Restrained Tokyo ceremonies

TOKYO • The organisers of the coronavirus-postponed Tokyo 2020 Olympics yesterday said they have picked a new creative director to redesign “simpler and more restrained” opening and closing ceremonies for next year’s Games.

The mammoth task will fall to advertising executive Hiroshi Sasaki, who helped produce the Games’ handing-over ceremony from Rio de Janeiro in 2016 to Tokyo – famously featuring then Prime Minister Shinzo Abe as a character from the Super Mario video game.

The organisers said the decision to replace a previous seven-person creative team would improve efficiency, as they reshape the traditionally lavish and spectacular ceremonies to be “in tune with the situation”.

“The ceremonies will still be a great celebration to be enjoyed by the athletes and watching world but will likely take a simpler and more restrained approach designed to reflect the overall simplification of the Games and the potential need to still consider Covid-19 countermeasures,” an official statement read.

The team led by Sasaki replaces one led by Mansai Nomura, a master of traditional Kyogen comic theatre who had pledged to produce ceremonies “rich in Japanese spirit”.

Sasaki had designed the stripped-back event held in July to mark the one year to go until the postponed Games.

That saw Japanese swimmer and leukaemia survivor Rikako Ikee appear in a darkened and empty stadium clutching the Olympic flame in a lantern, which the organisers claimed was reflective of the principles that would guide the redesigned ceremonies.

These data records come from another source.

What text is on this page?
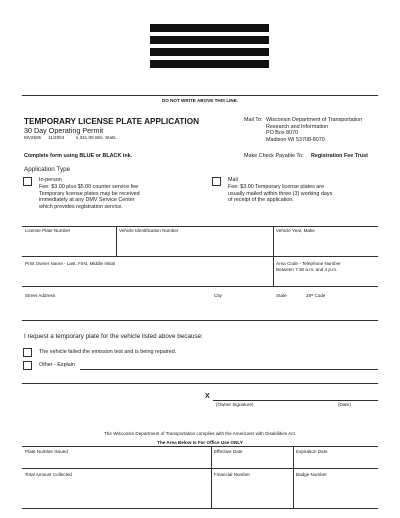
DO NOT WRITE ABOVE THIS LINE.
TEMPORARY LICENSE PLATE APPLICATION
30 Day Operating Permit
MV2505 11/2004	s.341.09 Wis. Stats.
Mail To: Wisconsin Department of Transportation
Research and Information
PO Box 8070
Madison WI 53708-8070
Complete form using BLUE or BLACK ink.	Make Check Payable To: Registration Fee Trust
Application Type
In-person
Fee: $3.00 plus $5.00 counter service fee
Temporary license plates may be received
immediately at any DMV Service Center
which provides registration service.
Mail
Fee: $3.00 Temporary license plates are
usually mailed within three (3) working days
of receipt of the application.
License Plate Number	Vehicle Identification Number	Vehicle Year, Make
Print Owner Name - Last, First, Middle Initial	Area Code - Telephone Number
Between 7:30 a.m. and 4 p.m.
Street Address	City	State	ZIP Code
I request a temporary plate for the vehicle listed above because:
The vehicle failed the emission test and is being repaired.
Other - Explain
X
(Owner Signature)	(Date)
The Wisconsin Department of Transportation complies with the Americans with Disabilities Act.
The Area Below Is For Office Use ONLY
Plate Number Issued	Effective Date	Expiration Date
Total Amount Collected	Financial Number	Badge Number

Speaking to reporters, Sasaki said he still remembered watching as a child the opening ceremony for the 1964 Olympics, the first time Tokyo hosted the Summer Games, and had enjoyed the traditionally lavish events opening and closing the sporting event.

“But now these flashy extravagant ceremonies are considered as too much and we must think of this time as an opportunity to change due to Covid-19, or rather thanks to Covid-19,” he said.

Sasaki admitted that he had yet to develop the direction of the new ceremonies as “conditions are tough”, but revealed they would emphasise the theme of the Games serving as the “light at the end of the tunnel” after the pandemic.

The organisers are pressing ahead with preparations for the postponed Games, announcing a new budget, test-event schedule and coronavirus countermeasures in recent weeks.

But public opinion in Japan remains opposed to holding the event next year, with a majority favouring a further delay or outright cancellation.

The organisers announced yesterday that they have received requests for refunds of around 200,000 tickets for Paralympic events sold in Japan, about 21 per cent of the total.

Earlier this month, they announced refund requests for around 18 per cent of tickets sold domestically for Olympic events.

Fans who bought tickets overseas have to apply separately for refunds in their countries, and no figures for those have been made available.